I've been learning Ruby on Rails lately which is quite clean and elegant, but that's not what this post is about. From the moment I found out it attempts to auto-pluralize object names, I've been itching to bang on it to see what it understands and what it doesn't. The only thing I've heard said about it is that it's smart enough to understand child and children, person and people.... Well then, punk, let's go for a ride around the mess that is the English language, shall we?
% rails plurals
[a bunch of output about creating files and directories]
% cd plurals
% ruby script/generate model Child
[...]
create test/fixtures/children.yml
Works as advertised. Let's move on.
% ruby script/generate model Spy
[...]
create test/fixtures/spies.yml
Not bad, but still only smart enough to earn a preschool star sticker. What if my app's all about the world of fantasy fiction?
% ruby script/generate model Elf
[...]
create test/fixtures/elves.yml
Ok I'm mildly impressed at this poi—oh who am I kidding—it's time to bring out the big guns!
% ruby script/generate model Torpedo
[...]
create test/fixtures/torpedos.yml
Wrong! But most people won't even notice. Let's try something similar but more obviously wrong.

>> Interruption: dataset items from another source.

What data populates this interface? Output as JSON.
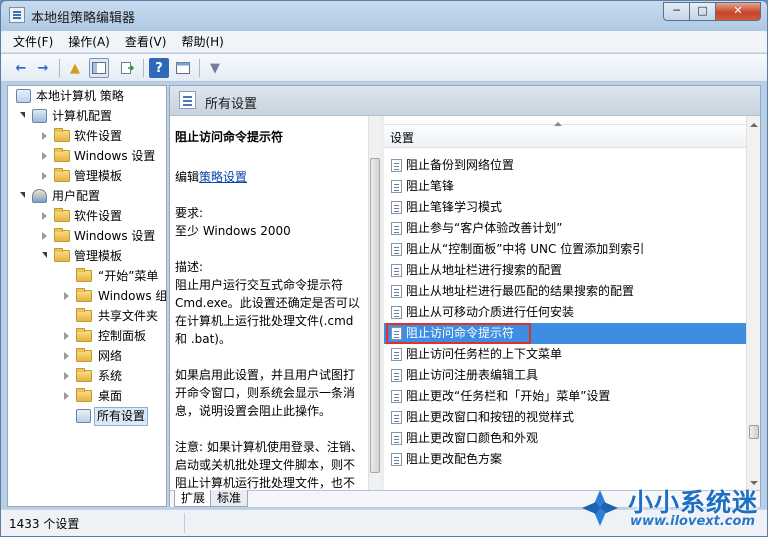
{
  "window": {
    "title": "本地组策略编辑器",
    "controls": {
      "minimize": "─",
      "maximize": "□",
      "close": "✕"
    }
  },
  "menubar": [
    {
      "label": "文件(F)"
    },
    {
      "label": "操作(A)"
    },
    {
      "label": "查看(V)"
    },
    {
      "label": "帮助(H)"
    }
  ],
  "toolbar": {
    "back_icon": "←",
    "forward_icon": "→",
    "up_icon": "▲",
    "help_icon": "?",
    "filter_icon": "▼"
  },
  "tree": [
    {
      "label": "本地计算机 策略"
    },
    {
      "label": "计算机配置"
    },
    {
      "label": "软件设置"
    },
    {
      "label": "Windows 设置"
    },
    {
      "label": "管理模板"
    },
    {
      "label": "用户配置"
    },
    {
      "label": "软件设置"
    },
    {
      "label": "Windows 设置"
    },
    {
      "label": "管理模板"
    },
    {
      "label": "“开始”菜单"
    },
    {
      "label": "Windows 组件"
    },
    {
      "label": "共享文件夹"
    },
    {
      "label": "控制面板"
    },
    {
      "label": "网络"
    },
    {
      "label": "系统"
    },
    {
      "label": "桌面"
    },
    {
      "label": "所有设置"
    }
  ],
  "main": {
    "header_title": "所有设置",
    "description": {
      "title": "阻止访问命令提示符",
      "edit_prefix": "编辑",
      "edit_link": "策略设置",
      "requirements_label": "要求:",
      "requirements_value": "至少 Windows 2000",
      "desc_label": "描述:",
      "desc_text": "阻止用户运行交互式命令提示符 Cmd.exe。此设置还确定是否可以在计算机上运行批处理文件(.cmd 和 .bat)。",
      "enabled_text": "如果启用此设置，并且用户试图打开命令窗口，则系统会显示一条消息，说明设置会阻止此操作。",
      "note_text": "注意: 如果计算机使用登录、注销、启动或关机批处理文件脚本，则不阻止计算机运行批处理文件，也不阻止使用远程桌面服务的用户"
    },
    "list_header": "设置",
    "settings": [
      {
        "label": "阻止备份到网络位置"
      },
      {
        "label": "阻止笔锋"
      },
      {
        "label": "阻止笔锋学习模式"
      },
      {
        "label": "阻止参与“客户体验改善计划”"
      },
      {
        "label": "阻止从“控制面板”中将 UNC 位置添加到索引"
      },
      {
        "label": "阻止从地址栏进行搜索的配置"
      },
      {
        "label": "阻止从地址栏进行最匹配的结果搜索的配置"
      },
      {
        "label": "阻止从可移动介质进行任何安装"
      },
      {
        "label": "阻止访问命令提示符"
      },
      {
        "label": "阻止访问任务栏的上下文菜单"
      },
      {
        "label": "阻止访问注册表编辑工具"
      },
      {
        "label": "阻止更改“任务栏和「开始」菜单”设置"
      },
      {
        "label": "阻止更改窗口和按钮的视觉样式"
      },
      {
        "label": "阻止更改窗口颜色和外观"
      },
      {
        "label": "阻止更改配色方案"
      }
    ],
    "tabs": [
      {
        "label": "扩展"
      },
      {
        "label": "标准"
      }
    ]
  },
  "status": {
    "text": "1433 个设置"
  },
  "watermark": {
    "brand": "小小系统迷",
    "url": "www.ilovext.com"
  },
  "colors": {
    "selection": "#3d8ee3",
    "highlight_box": "#e0302a",
    "link": "#0645ad"
  }
}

% ruby script/generate model Hero
[...]
create test/fixtures/heros.yml
Hehe. Now for nouns that have no plural forms at all.
% ruby script/generate model Deer
[...]
create test/fixtures/deers.yml
% ruby script/generate model Sheep
[...]
create test/fixtures/sheeps.yml
And finally the test for some Italian:
% ruby script/generate model Concerto
[...]
create test/fixtures/concertos.yml
For the record, this was done in Rails 0.13.1. Some other interesting examples it got right: Octopus/Octopi, Symposium/Symposia, and Vortex/Vortices. Oddly enough for each one of those, I could find a noun in the same "class" it would get wrong. It pluralized Fungus instead of Fungi, Ovums instead of Ova, Appendixes instead of Appendices. So go figure.